Sunday, December 18, 2011

Larry Walker Tells the Stories that Drive His Art





Larry Walker's speech was beyond impressive yesterday. I was actually mesmerized. If I could have scooped up his paintings and taken them home with me, the walls in his section of Mason Murer would have been absolutely bare.

As he said, he is in his paintings -- and Walker is a man given to deep thoughts and humble, passionate emotions. In many of the pieces on display, there are multi-level images that speak to the complexity of life. His view of the human condition is even reflected in a masterful, charcoal drawing of a cactus. With mortality on his mind, he pointed out that an aged, dying cactus drops its "arms" and exposes its insides to nourish the young. Walker the professor, the nurturer of artists, is a man who cares and it is part and parcel of his body of work.

At one point, Walker looked at the wall opposite him where three of his drawings were hung. Those are me, he said. Walker, a tall man in his seventies stands sturdy and straight. The figure in the drawings looked much, much older and frail, bent and leaning on a cane. As we age, there is the sense that we are on the downhill slope. Walker expresses without any disguise a deep sadness that the game is coming to an end.
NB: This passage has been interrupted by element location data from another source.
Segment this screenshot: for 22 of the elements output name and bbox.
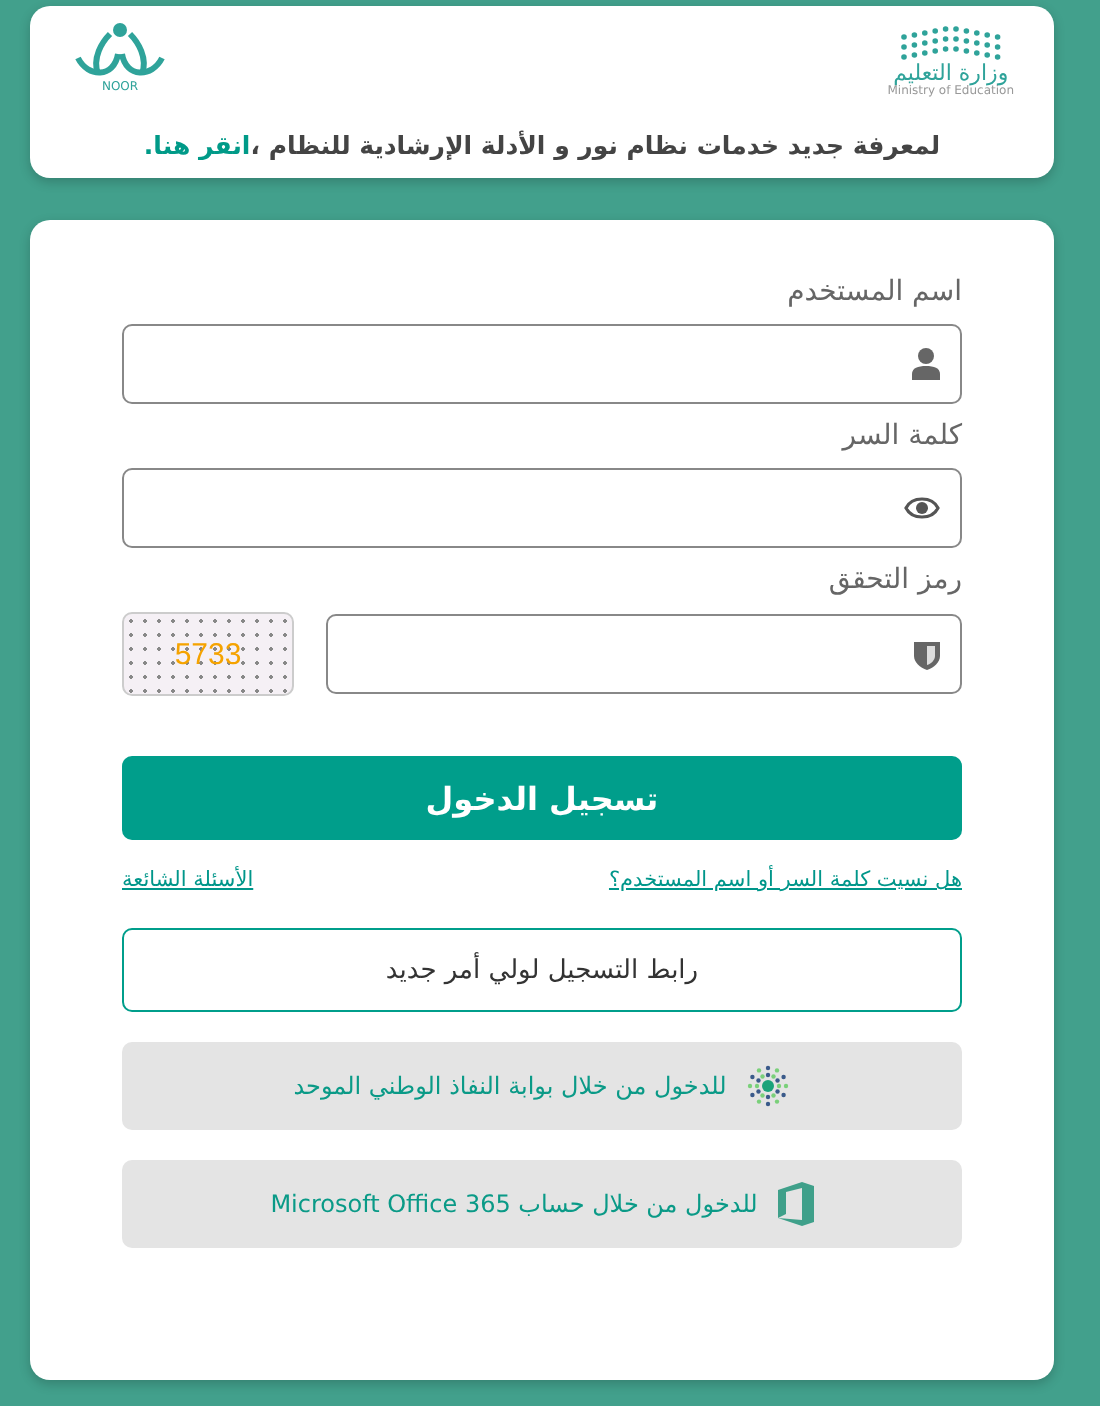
help-link[interactable]: الأسئلة الشائعة	[122, 868, 254, 892]
input-field[interactable]	[122, 468, 962, 548]
help-link[interactable]: هل نسيت كلمة السر أو اسم المستخدم؟	[608, 868, 962, 892]
click-here-link[interactable]: انقر هنا.	[143, 130, 251, 160]
login-button[interactable]: تسجيل الدخول	[122, 756, 962, 840]
field-label: كلمة السر	[842, 420, 962, 452]
shield-icon	[914, 639, 940, 669]
field-label: اسم المستخدم	[787, 276, 962, 308]
input-field[interactable]	[326, 614, 962, 694]
alt-login-button[interactable]: للدخول من خلال بوابة النفاذ الوطني الموحد	[122, 1042, 962, 1130]
alt-login-button[interactable]: للدخول من خلال حساب Microsoft Office 365	[122, 1160, 962, 1248]
register-button[interactable]: رابط التسجيل لولي أمر جديد	[122, 928, 962, 1012]
captcha-image: 5733	[122, 612, 294, 696]
user-icon	[912, 348, 940, 380]
field-label: رمز التحقق	[828, 564, 962, 596]
notice-text: لمعرفة جديد خدمات نظام نور و الأدلة الإرشادية للنظام ،انقر هنا.	[141, 130, 943, 160]
input-field[interactable]	[122, 324, 962, 404]
logo-text: وزارة التعليم	[893, 62, 1009, 86]
figure-logo-icon	[70, 22, 170, 82]
office-icon	[777, 1182, 814, 1226]
eye-icon[interactable]	[904, 496, 940, 520]
dotted-globe-icon	[746, 1064, 791, 1108]
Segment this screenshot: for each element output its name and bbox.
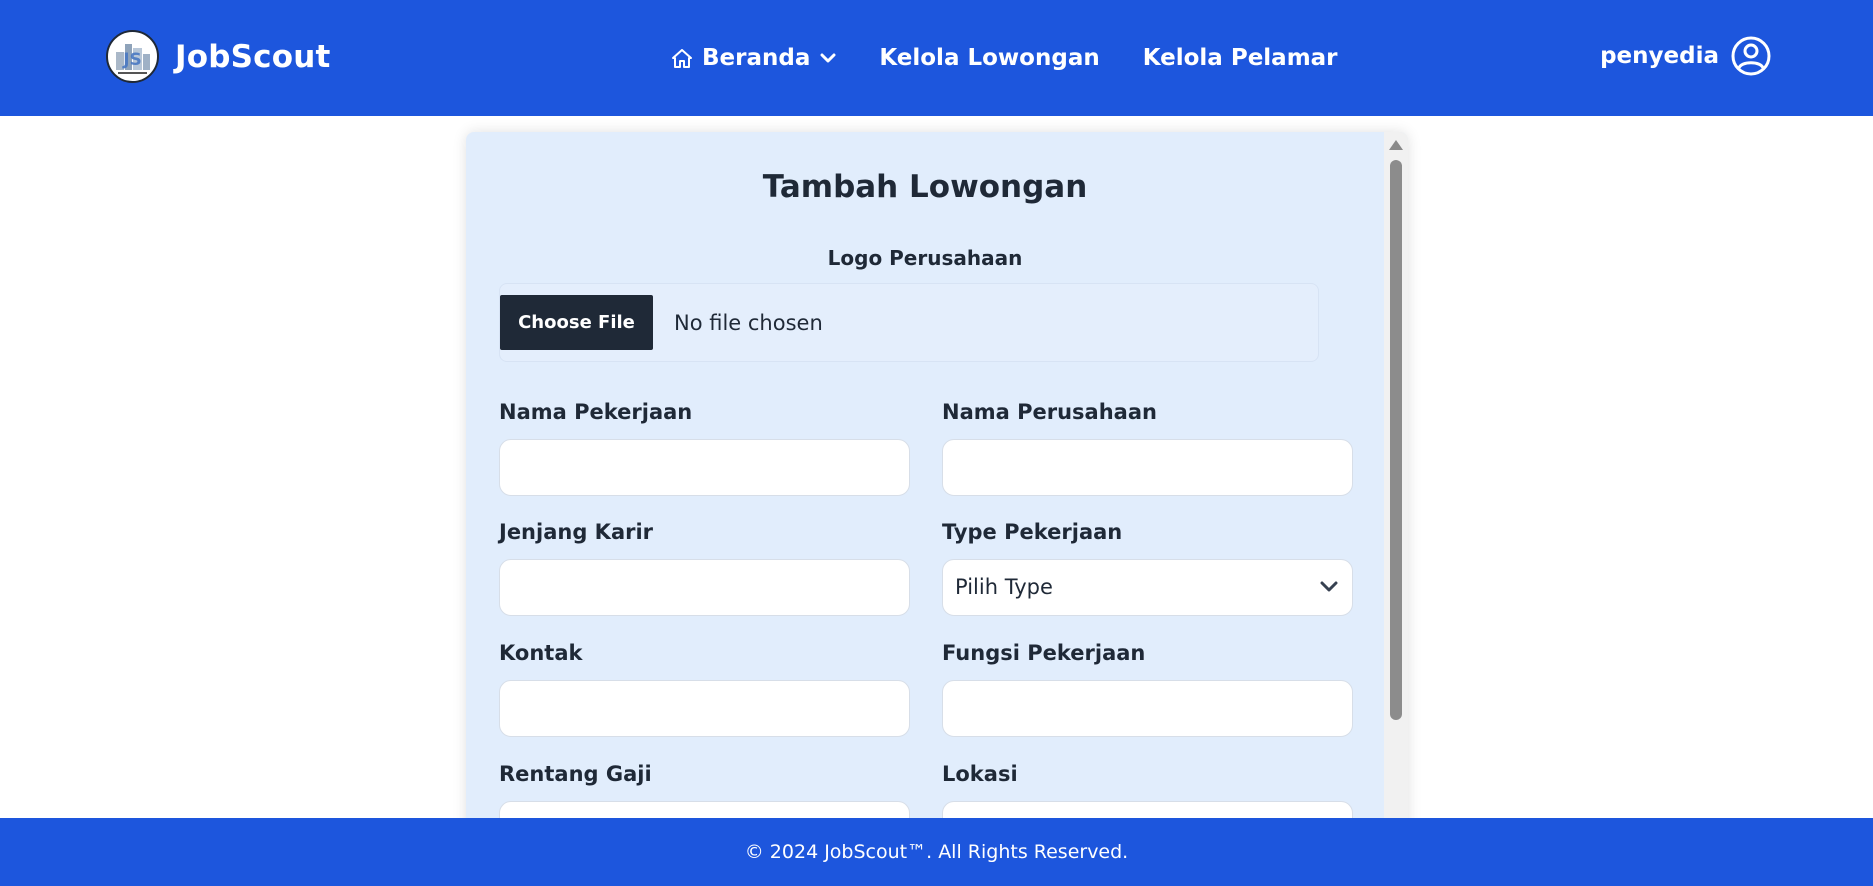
label-nama-perusahaan: Nama Perusahaan [942, 400, 1157, 424]
top-navbar: JS JobScout Beranda Kelola Lowongan Kelo… [0, 0, 1873, 116]
label-rentang-gaji: Rentang Gaji [499, 762, 652, 786]
jenjang-karir-input[interactable] [499, 559, 910, 616]
brand-link[interactable]: JS JobScout [106, 30, 331, 83]
label-fungsi-pekerjaan: Fungsi Pekerjaan [942, 641, 1146, 665]
chevron-down-icon [1320, 581, 1338, 592]
nav-item-beranda[interactable]: Beranda [672, 45, 836, 71]
add-job-form-card: Tambah Lowongan Logo Perusahaan Choose F… [466, 132, 1408, 886]
chevron-down-icon [820, 53, 836, 62]
footer: © 2024 JobScout™. All Rights Reserved. [0, 818, 1873, 886]
label-kontak: Kontak [499, 641, 583, 665]
scroll-thumb[interactable] [1390, 160, 1402, 720]
user-name: penyedia [1600, 43, 1719, 69]
label-nama-pekerjaan: Nama Pekerjaan [499, 400, 693, 424]
label-jenjang-karir: Jenjang Karir [499, 520, 654, 544]
label-type-pekerjaan: Type Pekerjaan [942, 520, 1123, 544]
select-value: Pilih Type [955, 575, 1053, 599]
logo-file-input[interactable]: Choose File No file chosen [499, 283, 1319, 362]
home-icon [672, 48, 692, 68]
nav-item-label: Beranda [702, 45, 811, 71]
nav-item-label: Kelola Lowongan [879, 45, 1100, 71]
file-status-text: No file chosen [674, 311, 823, 335]
logo-label: Logo Perusahaan [827, 246, 1023, 270]
nama-pekerjaan-input[interactable] [499, 439, 910, 496]
nama-perusahaan-input[interactable] [942, 439, 1353, 496]
logo-text: JS [122, 50, 142, 70]
brand-name: JobScout [175, 38, 331, 75]
main-nav: Beranda Kelola Lowongan Kelola Pelamar [672, 0, 1338, 116]
label-lokasi: Lokasi [942, 762, 1018, 786]
kontak-input[interactable] [499, 680, 910, 737]
form-title: Tambah Lowongan [762, 169, 1088, 205]
nav-item-kelola-pelamar[interactable]: Kelola Pelamar [1143, 45, 1338, 71]
scroll-up-arrow-icon[interactable] [1389, 140, 1403, 150]
card-scrollbar[interactable] [1384, 132, 1408, 886]
nav-item-kelola-lowongan[interactable]: Kelola Lowongan [879, 45, 1099, 71]
type-pekerjaan-select[interactable]: Pilih Type [942, 559, 1353, 616]
footer-copyright: © 2024 JobScout™. All Rights Reserved. [744, 841, 1129, 863]
nav-item-label: Kelola Pelamar [1142, 45, 1338, 71]
fungsi-pekerjaan-input[interactable] [942, 680, 1353, 737]
user-menu[interactable]: penyedia [1600, 36, 1771, 76]
choose-file-button[interactable]: Choose File [500, 295, 653, 350]
logo-icon: JS [108, 32, 157, 81]
user-circle-icon [1731, 36, 1771, 76]
brand-logo: JS [106, 30, 159, 83]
He said that his work always comes back to the figurative, no matter what the medium. Even if you catch him waiting for an appointment or a meeting to begin, Walker is ever the artist who cannot resist sketching the people around him.

Early in life, Walker lived in New York and grew up with buildings and walls around him. These walls show up in a great deal of his work. Negative and positive space,
flawless composition, all elements of Walker's work that ultimately is about the human condition. The tragedy of slavery and the abuse of people who were dragged here from Africa are part and parcel of that view. One painting with shackles hanging from a canvas that is sliced in half reminds us that Walker is very, very aware of the issues that have plagued the South. While there is beauty in his work, thought and meaning drive it.

He admitted that he doesn't start out with a full-blown concept. It develops as he works and titles are attached afterwards. It is a fluid process, one that can easily be compared to the masters.